Le programme Amares, coordonné par Plante & Cité de 2023 à 2027, va justement s’attacher à apprendre de la mortalité des arbres en ville. « Les problèmes de reprise proviennent d’une chaîne de responsabilités, estime-t-il. L’attente, c’est “le beau tout de suite”, alors que la première motivation doit être la qualité de la plantation. Pour un projet d’avenir, il faut investir dans l’invisible : le sol. »

> Lire également : "Le sol : un allié invisible encore méconnu" dossier du Lien horticole n°1148 de septembre 2025.

Le sol, un milieu « vivant »

L’enjeu pour l’ingénieur est donc de « comprendre le sol pour mieux réaliser les plantations ». La terre végétale est issue de la transformation de la terre minérale en une terre vivante (pédogenèse). « Pour fabriquer 30 cm de sol, il faut entre 3 000 et 5 000 ans. C’est un processus très long qui peut, en revanche, être vite dégradé, rappelle-t-il. Il faut donc y prêter attention. »

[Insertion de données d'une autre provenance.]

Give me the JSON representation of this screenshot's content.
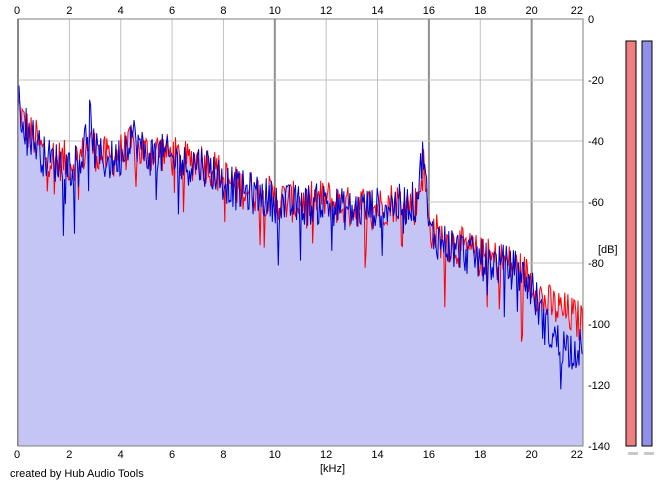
{
  "footer": {
    "credit": "created by Hub Audio Tools"
  },
  "chart_data": {
    "type": "area",
    "title": "",
    "xlabel": "[kHz]",
    "ylabel": "[dB]",
    "xlim": [
      0,
      22
    ],
    "ylim": [
      -140,
      0
    ],
    "x_ticks": [
      0,
      2,
      4,
      6,
      8,
      10,
      12,
      14,
      16,
      18,
      20,
      22
    ],
    "y_ticks": [
      0,
      -20,
      -40,
      -60,
      -80,
      -100,
      -120,
      -140
    ],
    "grid": true,
    "legend": "none",
    "colors": {
      "left_channel": "#ff0000",
      "right_channel": "#0000cc",
      "fill": "#c4c4f5",
      "meter_left": "#f08080",
      "meter_right": "#9090e8",
      "grid": "#c0c0c0",
      "major_grid": "#909090"
    },
    "series": [
      {
        "color": "#ff0000",
        "x": [
          0,
          0.25,
          0.5,
          0.75,
          1,
          1.5,
          2,
          2.5,
          2.8,
          3,
          3.5,
          4,
          4.4,
          5,
          5.5,
          6,
          6.5,
          7,
          7.5,
          8,
          8.5,
          9,
          9.5,
          10,
          10.5,
          11,
          11.5,
          12,
          12.5,
          13,
          13.5,
          14,
          14.5,
          15,
          15.5,
          15.8,
          16,
          16.5,
          17,
          17.5,
          18,
          18.5,
          19,
          19.5,
          20,
          20.5,
          21,
          21.5,
          22
        ],
        "values": [
          -28,
          -35,
          -38,
          -40,
          -44,
          -46,
          -47,
          -45,
          -40,
          -43,
          -46,
          -44,
          -42,
          -44,
          -43,
          -45,
          -47,
          -46,
          -48,
          -52,
          -55,
          -56,
          -57,
          -59,
          -60,
          -60,
          -60,
          -59,
          -61,
          -62,
          -61,
          -62,
          -60,
          -60,
          -61,
          -48,
          -68,
          -72,
          -74,
          -76,
          -78,
          -79,
          -80,
          -82,
          -86,
          -93,
          -95,
          -97,
          -100
        ]
      },
      {
        "color": "#0000cc",
        "x": [
          0,
          0.25,
          0.5,
          0.75,
          1,
          1.5,
          2,
          2.5,
          2.8,
          3,
          3.5,
          4,
          4.4,
          5,
          5.5,
          6,
          6.5,
          7,
          7.5,
          8,
          8.5,
          9,
          9.5,
          10,
          10.5,
          11,
          11.5,
          12,
          12.5,
          13,
          13.5,
          14,
          14.5,
          15,
          15.5,
          15.8,
          16,
          16.5,
          17,
          17.5,
          18,
          18.5,
          19,
          19.5,
          20,
          20.5,
          21,
          21.5,
          22
        ],
        "values": [
          -27,
          -34,
          -38,
          -41,
          -45,
          -47,
          -48,
          -45,
          -32,
          -44,
          -47,
          -45,
          -37,
          -45,
          -44,
          -46,
          -48,
          -47,
          -49,
          -53,
          -56,
          -57,
          -58,
          -60,
          -61,
          -61,
          -61,
          -60,
          -62,
          -63,
          -62,
          -62,
          -61,
          -61,
          -60,
          -42,
          -70,
          -73,
          -75,
          -77,
          -79,
          -80,
          -81,
          -83,
          -88,
          -100,
          -106,
          -108,
          -108
        ]
      }
    ]
  }
}
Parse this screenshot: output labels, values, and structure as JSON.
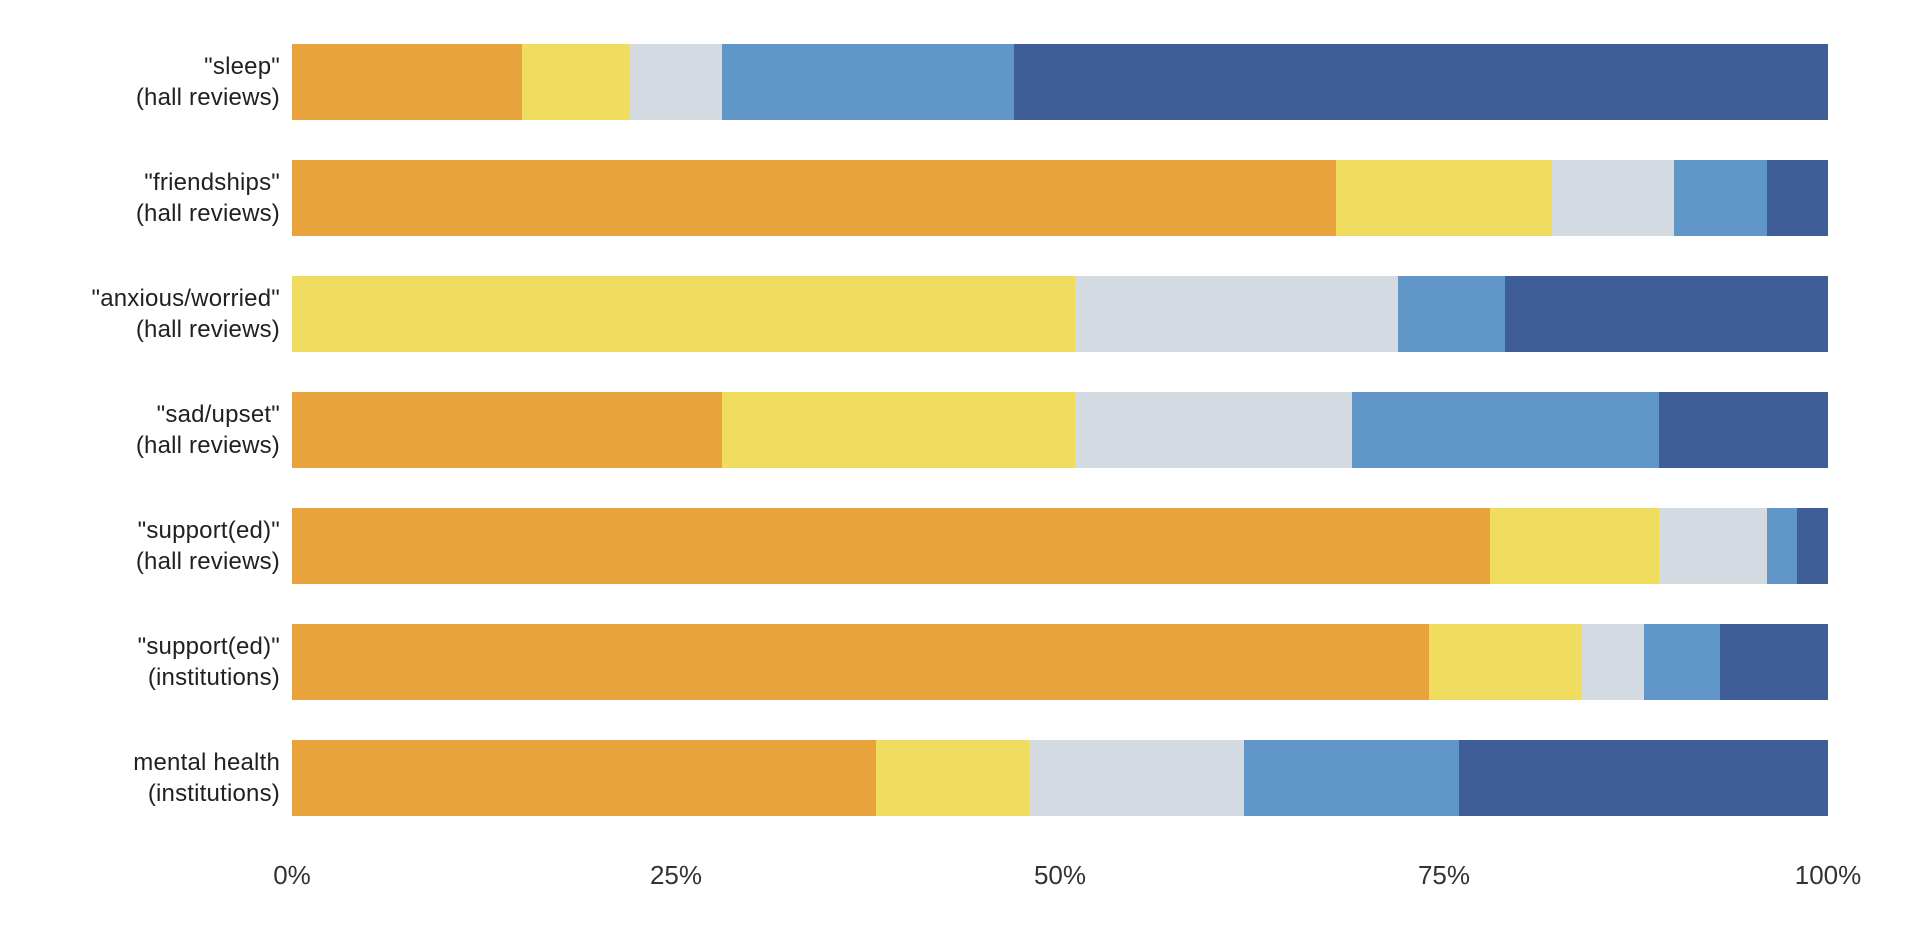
{
  "chart_data": {
    "type": "bar",
    "orientation": "horizontal",
    "stacked": true,
    "title": "",
    "xlabel": "",
    "ylabel": "",
    "xlim": [
      0,
      100
    ],
    "grid": false,
    "legend": "none",
    "categories": [
      {
        "line1": "\"sleep\"",
        "line2": "(hall reviews)"
      },
      {
        "line1": "\"friendships\"",
        "line2": "(hall reviews)"
      },
      {
        "line1": "\"anxious/worried\"",
        "line2": "(hall reviews)"
      },
      {
        "line1": "\"sad/upset\"",
        "line2": "(hall reviews)"
      },
      {
        "line1": "\"support(ed)\"",
        "line2": "(hall reviews)"
      },
      {
        "line1": "\"support(ed)\"",
        "line2": "(institutions)"
      },
      {
        "line1": "mental health",
        "line2": "(institutions)"
      }
    ],
    "series": [
      {
        "name": "orange",
        "color": "#E8A33D",
        "values": [
          15,
          68,
          0,
          28,
          78,
          74,
          38
        ]
      },
      {
        "name": "yellow",
        "color": "#F0DC5E",
        "values": [
          7,
          14,
          51,
          23,
          11,
          10,
          10
        ]
      },
      {
        "name": "light-gray",
        "color": "#D4DAE1",
        "values": [
          6,
          8,
          21,
          18,
          7,
          4,
          14
        ]
      },
      {
        "name": "medium-blue",
        "color": "#6097C8",
        "values": [
          19,
          6,
          7,
          20,
          2,
          5,
          14
        ]
      },
      {
        "name": "dark-blue",
        "color": "#3F5D96",
        "values": [
          53,
          4,
          21,
          11,
          2,
          7,
          24
        ]
      }
    ],
    "x_ticks": [
      {
        "label": "0%",
        "pos": 0
      },
      {
        "label": "25%",
        "pos": 25
      },
      {
        "label": "50%",
        "pos": 50
      },
      {
        "label": "75%",
        "pos": 75
      },
      {
        "label": "100%",
        "pos": 100
      }
    ]
  }
}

Pour cela, il est impératif de le con­naître mieux. Sa fertilité repose sur trois composantes : physique, biologique et chimique (ions, pH...). La fertilité physique comprend entre autres la porosité et l’oxygène, qui permettent la circulation de l’eau et du vivant.

« En cas de compaction, la porosité est réduite et le développement des racines est altéré », précise-t-il. La fertilité biologique comprend les micro-organismes (bactéries, cham­pignons...), la microfaune (tels les nématodes...), la mésofaune (acariens, collemboles...), la macrofaune (vers de terre, fourmis, coléoptères...) et la mégafaune (vertébrés).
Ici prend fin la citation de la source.